De deur gaat toch open. Alexander blijft met een verdrietige gezichtsuitdrukking rustig in de deuropening staan.

„Alsjeblieft, Alexander. Ik wil echt alleen zijn.“
„Nee, dat hoef je niet. De drukte is alweer een tijdje over, de meesten zijn weggegaan. Max en Henriette zijn hier nog en verder Charlie, Robin, Sascha, Astrid en ik.“

Alexander komt dichterbij en doet de deur dicht.

„Ik kan nu niet met ze praten.“
„Ik begrijp je.
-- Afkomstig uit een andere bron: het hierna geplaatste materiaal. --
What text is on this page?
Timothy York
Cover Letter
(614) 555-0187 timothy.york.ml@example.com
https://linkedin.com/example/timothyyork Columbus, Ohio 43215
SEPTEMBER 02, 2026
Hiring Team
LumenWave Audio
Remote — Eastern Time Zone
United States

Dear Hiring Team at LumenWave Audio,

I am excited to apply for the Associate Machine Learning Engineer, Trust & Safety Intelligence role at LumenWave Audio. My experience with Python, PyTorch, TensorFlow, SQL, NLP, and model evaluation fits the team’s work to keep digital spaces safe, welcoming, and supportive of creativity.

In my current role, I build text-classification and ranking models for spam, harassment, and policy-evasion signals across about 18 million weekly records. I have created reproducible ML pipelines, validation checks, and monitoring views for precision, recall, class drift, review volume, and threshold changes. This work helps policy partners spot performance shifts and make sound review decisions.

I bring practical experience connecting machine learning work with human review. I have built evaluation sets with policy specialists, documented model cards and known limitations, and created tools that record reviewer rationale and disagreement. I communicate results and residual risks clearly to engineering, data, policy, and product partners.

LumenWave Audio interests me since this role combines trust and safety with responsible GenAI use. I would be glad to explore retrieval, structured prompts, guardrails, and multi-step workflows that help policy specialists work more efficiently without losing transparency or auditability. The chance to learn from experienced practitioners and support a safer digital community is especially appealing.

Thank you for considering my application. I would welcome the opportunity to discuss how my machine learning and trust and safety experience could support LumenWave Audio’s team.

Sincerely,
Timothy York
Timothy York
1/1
Vandaag heb je een tegenslag gekregen, maar het is niet het einde van de wereld.“

Alexander gaat naast hem op het bed zitten en begint kalmerend over zijn rug te wrijven. Ondanks zijn verdriet vindt hij het een prettig gevoel. Hij merkt, dat Alexander zijn verdriet wegmasseert en vraagt zich af, hoe de man dat doet.

„Hoe weet je dat zo zeker?“
„Omdat volgens Lars het DNA-onderzoek betere resultaten geeft.“
„Maar wat als daar hetzelfde uitkomt?“
„Dan verandert er niets. Je woont nog steeds bij mijn ouders, ik ben nog steeds je broer, Robin is nog steeds je vriend. Sascha en Astrid mogen je ook graag, ze zullen je niet laten vallen en willen je nog steeds beter leren kennen.“
„Maar ik wil …“
„We willen het allemaal, Wolfgang. Iedereen dacht, dat het onderzoek vandaag wel duidelijke resultaten zou geven. Is het zo erg, dat het anders is?“
„Hoe … ?“

Alexander gaat met een serieuze stem verder.

„Is het echt zo erg? Hoe lang geleden hebben zoveel mensen zich druk gemaakt over je en je in hun leven willen opnemen? Vertel het me. Je hoeft geen familie van Robin te zijn om met hem om te gaan. Hij is er nu al en je zal veel moeite moeten doen om hem of mij weer weg te krijgen uit je leven. We hebben je iets beloofd en we willen onze belofte nakomen.“
„Maar ik wil een familie!“

Wolfgang moet weer huilen. Hij draait zich om en pakt Alexander’s been met een hand vast. De serieuze blik van zijn gastheer kan hij niet ontwijken, Alexander’s warme hand veegt de tranen van zijn gezicht af.

„Je hebt familie. Een familie is niet altijd een moeder en een vader en broers of zussen. Deze kamer is van onze vriendin Dagmar, je zal haar nog een keer ontmoeten. Ze studeert momenteel in London en wil architecte worden. Ze is geen echte familie van ons, maar ze is een hele goede vriendin voor Robin en mij. Voor ons is ze ook familie, net zoals Sascha en Astrid dat zijn en … jij!“
„Ik zou je willen geloven, maar er gaat altijd iets mis.“
„Deze keer niet, Wolfgang. Zelfs als het DNA-onderzoek dezelfde uitkomst geeft als de onderzoeken van vandaag, verandert er niets.“

Opeens komt er een aparte glimlach op Alexander’s gezicht.

„Bekijk het positief. Het betekent, dat je Sascha weer gerust kunt vertellen, dat hij er lekker uitziet.“
„Stop!“

Hij wil niet lachen. Nu lachen betekent, dat hij niet meer hoeft te huilen. Alexander heeft net alleen dingen verteld die waar zijn. Hij heeft eindelijk een familie en al deze mensen willen hem kennen. Dat is nog nooit eerder gebeurd.

„Kom met me mee naar de anderen. Het is voor iedereen een erg lange dag geworden. We maken wat te eten en daarna zitten we bij elkaar als een familie.“
„Ik heb geen honger.“
„Dan ben je beslist geen echte Krone. De Kronemannen kunnen eten!“
„Vergeet het.“
„Kom op.“

Alexander pakt Wolfgang bij de hand en trekt hem half overeind op het bed.

„Stop ermee, Alexander.“
„Nee. Ik deed dit altijd bij mijn kleine broertje. Hij had er een hekel aan.“
„Ik vind het niet leuk.“
„Dat is goed. Je moet het ook vervelend vinden. Kom je nu mee naar de anderen?“

Alexander steekt zijn hand opnieuw uit naar hem. Hij heeft geen keus en geeft toe aan Alexander’s grote glimlach door zijn hand te pakken, waarna zijn ‘broer’ hem meeneemt naar de woonkamer.